Nausea and Morning Sickness coincide with the embryo stage transforming into a fully functioning fetus, usually from four to six weeks lasting about a month. For some women morning sickness lasts longer. Approximately three quarters of pregnant women suffer from some form of nausea and or vomiting. You could try some of the natural remedies in the link below. Txt your midwife/care provider to check she is ok with them if you are unsure. If your nausea is not manageable and you are losing too much fluid, make an appointment with your GP.


Then there is the food you should avoid because of listeria contamination. A rough rule is; eat no raw or unpasturised protein foods and also be cautious of deli food that may not be as fresh or as washed as it should be. Check out this site… https://www.mpi.govt.nz/food-safety/food-safety-for-consumers/food-and-pregnancy/list-of-safe-food-in-pregnancy/

Alcohol and cigarettes are best completely avoided while you are pregnant.

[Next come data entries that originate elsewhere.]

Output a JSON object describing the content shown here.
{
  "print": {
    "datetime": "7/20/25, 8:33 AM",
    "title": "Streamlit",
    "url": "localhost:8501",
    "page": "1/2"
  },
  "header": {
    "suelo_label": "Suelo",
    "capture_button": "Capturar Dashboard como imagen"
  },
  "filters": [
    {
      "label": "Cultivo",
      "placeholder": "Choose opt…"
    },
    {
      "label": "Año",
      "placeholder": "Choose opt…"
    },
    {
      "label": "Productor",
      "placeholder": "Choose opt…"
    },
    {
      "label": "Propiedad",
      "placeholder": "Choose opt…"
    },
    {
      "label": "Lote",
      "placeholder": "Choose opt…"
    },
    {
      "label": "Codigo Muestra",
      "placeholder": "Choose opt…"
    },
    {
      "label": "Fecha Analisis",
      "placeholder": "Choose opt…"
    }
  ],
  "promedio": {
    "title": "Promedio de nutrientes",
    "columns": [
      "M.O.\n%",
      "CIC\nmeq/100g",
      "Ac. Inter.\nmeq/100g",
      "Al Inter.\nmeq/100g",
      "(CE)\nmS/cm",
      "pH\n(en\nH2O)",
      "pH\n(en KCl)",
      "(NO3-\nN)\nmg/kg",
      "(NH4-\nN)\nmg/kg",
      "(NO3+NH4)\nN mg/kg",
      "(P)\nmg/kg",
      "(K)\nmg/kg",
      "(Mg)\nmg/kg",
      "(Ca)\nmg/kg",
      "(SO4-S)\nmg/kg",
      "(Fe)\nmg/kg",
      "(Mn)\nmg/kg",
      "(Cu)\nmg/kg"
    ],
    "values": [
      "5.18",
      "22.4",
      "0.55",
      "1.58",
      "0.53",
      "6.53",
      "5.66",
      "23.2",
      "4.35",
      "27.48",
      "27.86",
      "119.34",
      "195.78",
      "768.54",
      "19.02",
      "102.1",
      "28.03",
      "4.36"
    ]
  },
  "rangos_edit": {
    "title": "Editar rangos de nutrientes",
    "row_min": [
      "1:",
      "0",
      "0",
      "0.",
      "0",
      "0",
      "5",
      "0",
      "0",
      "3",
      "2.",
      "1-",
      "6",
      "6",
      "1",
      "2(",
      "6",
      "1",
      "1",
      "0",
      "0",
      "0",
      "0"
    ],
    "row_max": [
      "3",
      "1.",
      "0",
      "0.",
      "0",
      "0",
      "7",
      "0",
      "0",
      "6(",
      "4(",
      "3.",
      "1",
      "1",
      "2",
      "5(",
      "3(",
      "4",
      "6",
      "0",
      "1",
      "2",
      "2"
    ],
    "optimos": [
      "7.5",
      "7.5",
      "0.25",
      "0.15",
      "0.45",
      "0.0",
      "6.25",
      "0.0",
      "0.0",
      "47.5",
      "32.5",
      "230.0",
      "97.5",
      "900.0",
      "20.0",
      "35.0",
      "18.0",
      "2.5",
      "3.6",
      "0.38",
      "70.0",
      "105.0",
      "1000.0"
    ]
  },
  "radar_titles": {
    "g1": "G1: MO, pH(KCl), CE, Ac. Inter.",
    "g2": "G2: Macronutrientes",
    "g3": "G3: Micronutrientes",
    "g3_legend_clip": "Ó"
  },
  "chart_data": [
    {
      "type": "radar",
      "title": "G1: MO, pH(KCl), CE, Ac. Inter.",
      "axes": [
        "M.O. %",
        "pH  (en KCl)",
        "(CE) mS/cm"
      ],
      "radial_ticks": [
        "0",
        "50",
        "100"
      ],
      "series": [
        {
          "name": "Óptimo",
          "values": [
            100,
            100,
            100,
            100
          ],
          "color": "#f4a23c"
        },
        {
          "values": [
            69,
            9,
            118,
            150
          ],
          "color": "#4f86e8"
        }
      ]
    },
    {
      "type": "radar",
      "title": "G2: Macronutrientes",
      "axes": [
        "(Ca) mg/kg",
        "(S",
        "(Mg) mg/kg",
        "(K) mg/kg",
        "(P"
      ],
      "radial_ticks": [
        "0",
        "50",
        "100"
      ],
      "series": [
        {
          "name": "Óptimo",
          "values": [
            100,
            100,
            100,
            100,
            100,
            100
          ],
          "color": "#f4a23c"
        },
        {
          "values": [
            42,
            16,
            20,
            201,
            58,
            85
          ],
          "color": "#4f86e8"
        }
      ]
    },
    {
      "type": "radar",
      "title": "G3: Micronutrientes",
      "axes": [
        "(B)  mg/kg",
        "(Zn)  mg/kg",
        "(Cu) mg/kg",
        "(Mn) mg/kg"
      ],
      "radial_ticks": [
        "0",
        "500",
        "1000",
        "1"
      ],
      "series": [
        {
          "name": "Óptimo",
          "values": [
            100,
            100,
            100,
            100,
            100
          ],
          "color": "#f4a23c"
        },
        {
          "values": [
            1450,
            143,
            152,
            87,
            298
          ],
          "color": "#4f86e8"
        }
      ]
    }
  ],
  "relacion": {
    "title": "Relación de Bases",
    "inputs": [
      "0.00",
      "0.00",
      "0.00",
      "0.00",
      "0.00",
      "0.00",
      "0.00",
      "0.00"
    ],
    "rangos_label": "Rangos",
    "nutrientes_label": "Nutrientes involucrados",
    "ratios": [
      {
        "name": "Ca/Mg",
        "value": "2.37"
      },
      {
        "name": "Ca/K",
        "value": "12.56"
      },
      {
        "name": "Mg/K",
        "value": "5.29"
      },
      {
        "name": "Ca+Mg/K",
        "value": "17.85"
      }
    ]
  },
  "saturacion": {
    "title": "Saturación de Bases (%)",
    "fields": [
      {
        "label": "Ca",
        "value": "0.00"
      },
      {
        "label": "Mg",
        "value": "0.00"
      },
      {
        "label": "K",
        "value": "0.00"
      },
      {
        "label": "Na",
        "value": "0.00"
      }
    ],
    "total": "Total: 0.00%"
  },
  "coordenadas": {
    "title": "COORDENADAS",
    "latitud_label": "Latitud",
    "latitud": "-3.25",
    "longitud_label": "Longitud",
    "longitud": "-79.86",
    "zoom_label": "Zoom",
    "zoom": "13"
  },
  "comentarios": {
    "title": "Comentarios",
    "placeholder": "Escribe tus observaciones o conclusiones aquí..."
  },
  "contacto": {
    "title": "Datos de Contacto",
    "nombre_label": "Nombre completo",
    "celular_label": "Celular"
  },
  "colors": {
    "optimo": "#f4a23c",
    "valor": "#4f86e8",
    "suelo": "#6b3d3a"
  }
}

Finally the last of the digestive tract disruptions is constipation – include lots of vegetables, fruit and whole grains to manage this if it is a problem for you.

With an Increase of Fifty Percent More Blood in your system, your metabolism and urination both increase and the relaxin hormone now entering your body dilates your arteries and may cause dizziness and fainting.

Around the Tenth Week the relaxin hormone will also show up any underlying joint mal-alignment or past injury issues to the lower spine and pelvis, resulting in early back or pelvic joint pain. 

Mood Swings and Loss of Libido are also common by-products of hormonal disruption.

Like much of pregnancy, and in fact life, these are transitional stages which may or may not impact on you.

By Week Thirteen, the end of the first trimester, most women start to feel much better. From conception to fourteen weeks pregnant is the most rapid transition your body will make in your lifetime. Puberty and menopause happen over years but the first three months of creating a baby is monumental. Please treat yourself with care, no one understands how you are feeling, except you.